Winter-Jakobsweg nach Santiago
Er dürfte der unbekannteste aller Jakobswege sein. Und war früher dennoch ein sehr nützlicher für die Pilger nach Santiago de Compostela. Sie liefen diesen Umweg zum Ziel, weil sie dadurch einen verschneiten, sehr anstrengenden Pass umgingen.
Von Tobias Büscher
Der Winterweg ist kein eigenständiger Jakobsweg. So wie der Camino de la Plata (Silberweg) oder der Camino Primitivo von Asturien nach Galicien.

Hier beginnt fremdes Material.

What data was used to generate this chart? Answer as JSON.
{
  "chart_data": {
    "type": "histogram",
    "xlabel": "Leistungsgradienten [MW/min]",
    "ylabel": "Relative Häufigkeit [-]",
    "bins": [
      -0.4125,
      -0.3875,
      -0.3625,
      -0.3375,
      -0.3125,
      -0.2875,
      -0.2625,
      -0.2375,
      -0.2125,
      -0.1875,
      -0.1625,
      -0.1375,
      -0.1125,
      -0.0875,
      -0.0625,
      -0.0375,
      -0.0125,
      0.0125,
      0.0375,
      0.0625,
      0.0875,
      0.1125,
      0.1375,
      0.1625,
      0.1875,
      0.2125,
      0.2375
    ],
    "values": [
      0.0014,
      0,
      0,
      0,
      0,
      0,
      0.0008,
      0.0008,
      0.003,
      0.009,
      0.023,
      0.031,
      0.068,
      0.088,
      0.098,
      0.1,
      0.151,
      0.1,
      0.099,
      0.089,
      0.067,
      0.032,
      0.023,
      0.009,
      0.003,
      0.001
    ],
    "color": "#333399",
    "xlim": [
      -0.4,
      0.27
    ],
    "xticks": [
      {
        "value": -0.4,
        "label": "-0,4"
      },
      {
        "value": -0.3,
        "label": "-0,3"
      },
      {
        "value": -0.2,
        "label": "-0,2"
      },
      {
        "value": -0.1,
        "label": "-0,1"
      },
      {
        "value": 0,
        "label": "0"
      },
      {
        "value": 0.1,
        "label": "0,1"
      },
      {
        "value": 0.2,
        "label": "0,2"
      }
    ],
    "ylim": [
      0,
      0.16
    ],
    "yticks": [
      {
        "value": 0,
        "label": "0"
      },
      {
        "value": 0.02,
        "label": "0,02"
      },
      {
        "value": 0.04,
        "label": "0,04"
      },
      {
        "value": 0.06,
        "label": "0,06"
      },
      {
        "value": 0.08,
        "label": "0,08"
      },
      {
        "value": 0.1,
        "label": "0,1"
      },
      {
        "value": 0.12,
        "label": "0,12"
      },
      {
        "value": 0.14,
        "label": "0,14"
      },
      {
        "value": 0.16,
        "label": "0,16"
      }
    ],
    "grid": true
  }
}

Er ist einfach nur ein kleiner Umweg. Von Ponferrada aus verläuft der Winterweg südlich des Hauptwegs nach Santiago.
Mit ihm vermeiden die Pilger den bei Schnee schwer zu laufenden Cebreiro-Pass. Und laufen ab Ponferrada 263 km. Auf dem Hauptweg wären es noch 200 km bis zum Ziel Santiago de Compostela.

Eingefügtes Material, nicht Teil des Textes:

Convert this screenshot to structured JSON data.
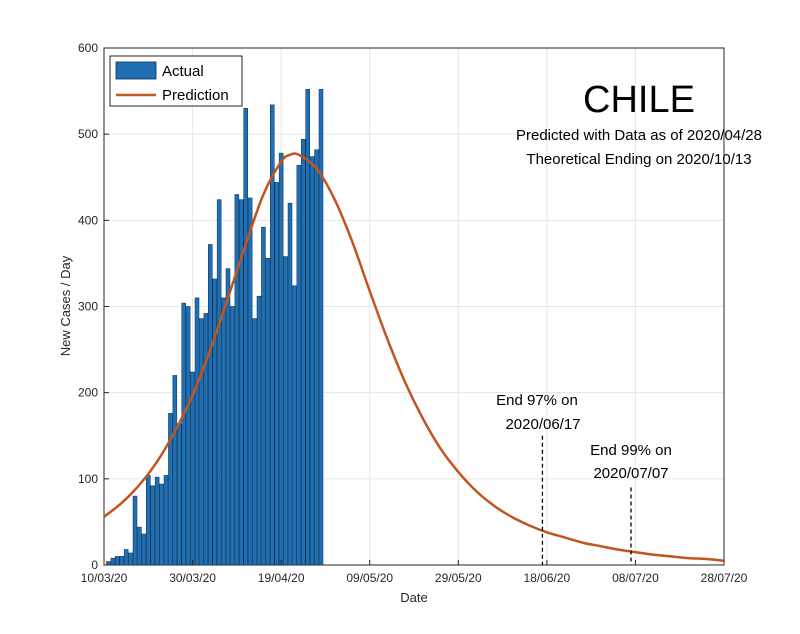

Von Ponferrada aus nehmen die Pilger also einen Umweg von rund 63 km in Kauf. Und haben auch im Sommer einen Vorteil:
Der Camino del Invierno ist viel weniger gut besucht als der Hauptweg Camino Francés. Auch deshalb, weil die Pilgerurkunde bekommt, wer 200 km mit dem Rad fährt (für Wanderer gilt: 100 km).
Deshalb sind auf dem Hauptweg ab Ponferrada auch besonders viele Radfahrer unterwegs auf der letzten Etappe nach Santiago de Compostela zum Pilgerbüro.

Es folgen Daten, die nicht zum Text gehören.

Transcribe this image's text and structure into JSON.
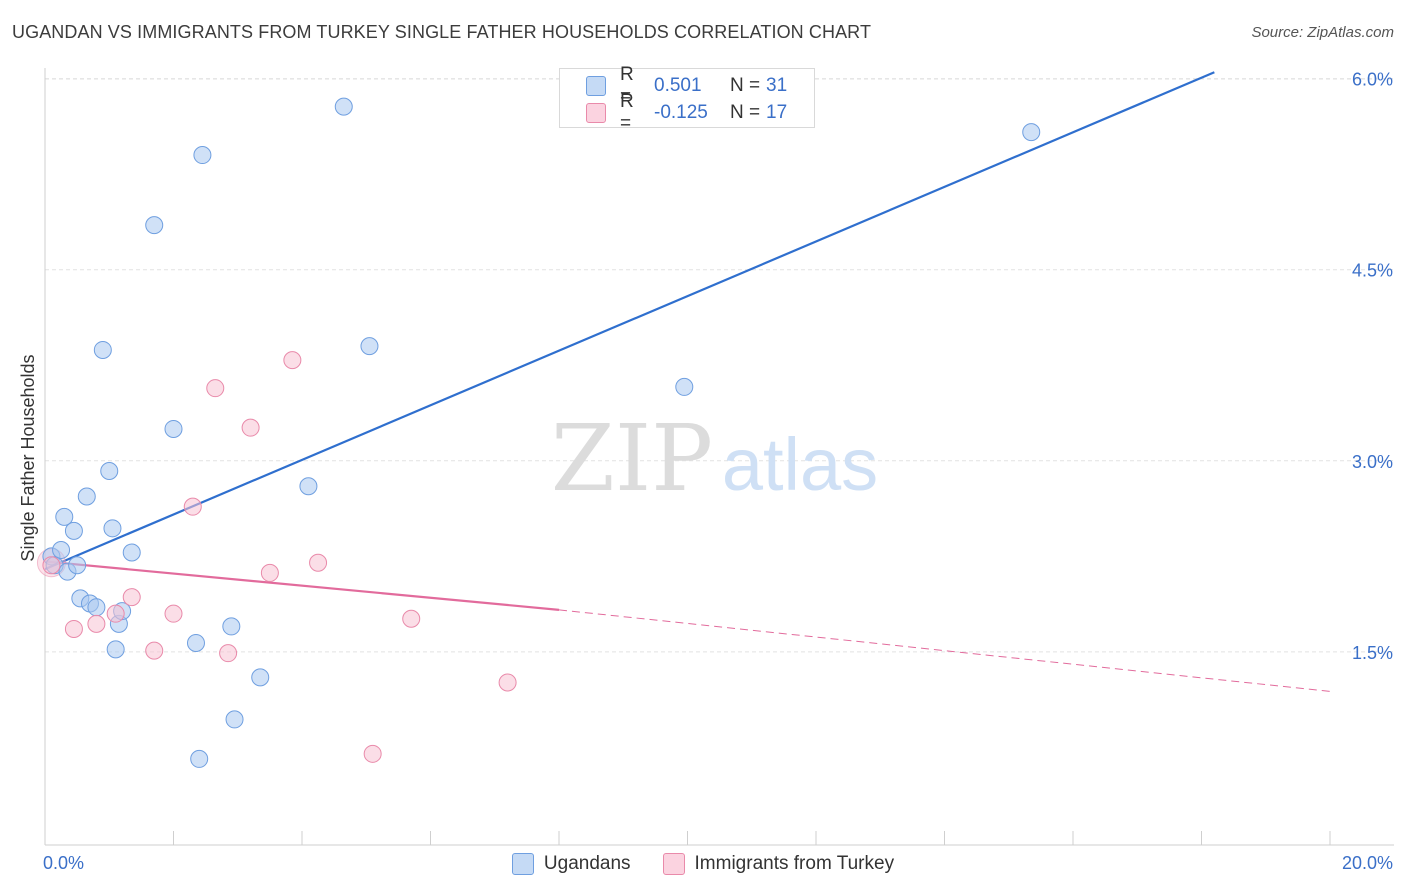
{
  "title": "UGANDAN VS IMMIGRANTS FROM TURKEY SINGLE FATHER HOUSEHOLDS CORRELATION CHART",
  "source": "Source: ZipAtlas.com",
  "watermark": {
    "zip": "ZIP",
    "atlas": "atlas"
  },
  "legend": {
    "items": [
      {
        "r_label": "R =",
        "r_value": "0.501",
        "n_label": "N =",
        "n_value": "31",
        "color": "#a9c8f0",
        "border": "#6f9fe0"
      },
      {
        "r_label": "R =",
        "r_value": "-0.125",
        "n_label": "N =",
        "n_value": "17",
        "color": "#f8c2d3",
        "border": "#e98aaa"
      }
    ]
  },
  "bottom_legend": {
    "ugandans": "Ugandans",
    "turkey": "Immigrants from Turkey"
  },
  "chart_data": {
    "type": "scatter",
    "title": "UGANDAN VS IMMIGRANTS FROM TURKEY SINGLE FATHER HOUSEHOLDS CORRELATION CHART",
    "xlabel": "",
    "ylabel": "Single Father Households",
    "xlim": [
      0,
      20
    ],
    "ylim": [
      0,
      6.2
    ],
    "x_tick_labels": [
      "0.0%",
      "20.0%"
    ],
    "y_ticks": [
      1.5,
      3.0,
      4.5,
      6.0
    ],
    "y_tick_labels": [
      "1.5%",
      "3.0%",
      "4.5%",
      "6.0%"
    ],
    "grid": true,
    "legend_position": "top-center",
    "series": [
      {
        "name": "Ugandans",
        "color": "#a9c8f0",
        "stroke": "#6f9fe0",
        "points": [
          [
            0.1,
            2.25
          ],
          [
            0.15,
            2.18
          ],
          [
            0.25,
            2.3
          ],
          [
            0.3,
            2.56
          ],
          [
            0.35,
            2.13
          ],
          [
            0.45,
            2.45
          ],
          [
            0.5,
            2.18
          ],
          [
            0.55,
            1.92
          ],
          [
            0.65,
            2.72
          ],
          [
            0.7,
            1.88
          ],
          [
            0.8,
            1.85
          ],
          [
            0.9,
            3.87
          ],
          [
            1.0,
            2.92
          ],
          [
            1.05,
            2.47
          ],
          [
            1.1,
            1.52
          ],
          [
            1.15,
            1.72
          ],
          [
            1.2,
            1.82
          ],
          [
            1.35,
            2.28
          ],
          [
            1.7,
            4.85
          ],
          [
            2.0,
            3.25
          ],
          [
            2.35,
            1.57
          ],
          [
            2.4,
            0.66
          ],
          [
            2.45,
            5.4
          ],
          [
            2.9,
            1.7
          ],
          [
            2.95,
            0.97
          ],
          [
            3.35,
            1.3
          ],
          [
            4.1,
            2.8
          ],
          [
            4.65,
            5.78
          ],
          [
            5.05,
            3.9
          ],
          [
            9.95,
            3.58
          ],
          [
            15.35,
            5.58
          ]
        ]
      },
      {
        "name": "Immigrants from Turkey",
        "color": "#f8c2d3",
        "stroke": "#e98aaa",
        "points": [
          [
            0.1,
            2.18
          ],
          [
            0.45,
            1.68
          ],
          [
            0.8,
            1.72
          ],
          [
            1.1,
            1.8
          ],
          [
            1.35,
            1.93
          ],
          [
            1.7,
            1.51
          ],
          [
            2.0,
            1.8
          ],
          [
            2.3,
            2.64
          ],
          [
            2.85,
            1.49
          ],
          [
            2.65,
            3.57
          ],
          [
            3.2,
            3.26
          ],
          [
            3.5,
            2.12
          ],
          [
            3.85,
            3.79
          ],
          [
            4.25,
            2.2
          ],
          [
            5.1,
            0.7
          ],
          [
            5.7,
            1.76
          ],
          [
            7.2,
            1.26
          ]
        ]
      }
    ],
    "trendlines": [
      {
        "series": "Ugandans",
        "x": [
          0.0,
          18.2
        ],
        "y": [
          2.15,
          6.05
        ],
        "style": "solid",
        "color": "#2f6fce"
      },
      {
        "series": "Immigrants from Turkey",
        "x": [
          0.0,
          8.0
        ],
        "y": [
          2.21,
          1.83
        ],
        "style": "solid",
        "color": "#e26b9c"
      },
      {
        "series": "Immigrants from Turkey",
        "x": [
          8.0,
          20.0
        ],
        "y": [
          1.83,
          1.19
        ],
        "style": "dashed",
        "color": "#e26b9c"
      }
    ]
  }
}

Verlauf des Winterwegs: Galiciens Hinterland
Von Ponferrada aus geht es über die einstige Römermine Las Médulas und über Chantada nach Lalín, wo der Winterweg sich mit dem berühmteren Silberweg Ruta de la Plana vereint, der von Andalusien aus startet.
Der Winterweg ist vor allem dann interessant, wenn es auf dem Jakobsweg richtig voll wird. Beim Heiligen Jahr nämlich, wenn der 25. Juli als Tag des Apostels auf einen Sonntag fällt.
Es werden 350.000 Pilger in der Hauptstadt Galiciens erwartet. Angesichts solcher Massen ist dann wohl jeder Umweg mit weniger Gedrängel an den Herbergen eine Erholung.
Und man kommt in eine Gegend, die bei uns kaum einer kennt.
Im Land der Kelten
Dazu gehört die Kleinstadt Lalín als geografisches Zentrum der Region Galicien. Mit einem kuriosen Rathaus, kreisrund wie eine Keltensiedlung. Das ist kein Zufall.
Architekt Emilio Tuñón hat es so entworfen, weil in der Gegend rund um Santiago nicht nur Katholisches eine Rolle spielt.
Dort lebten lange vor dem Kult um den Jakobsweg die Kelten vom Stamm Galaicos. Die Anwohner damals sind der Grund für den heutigen Namen der Region: Galicien.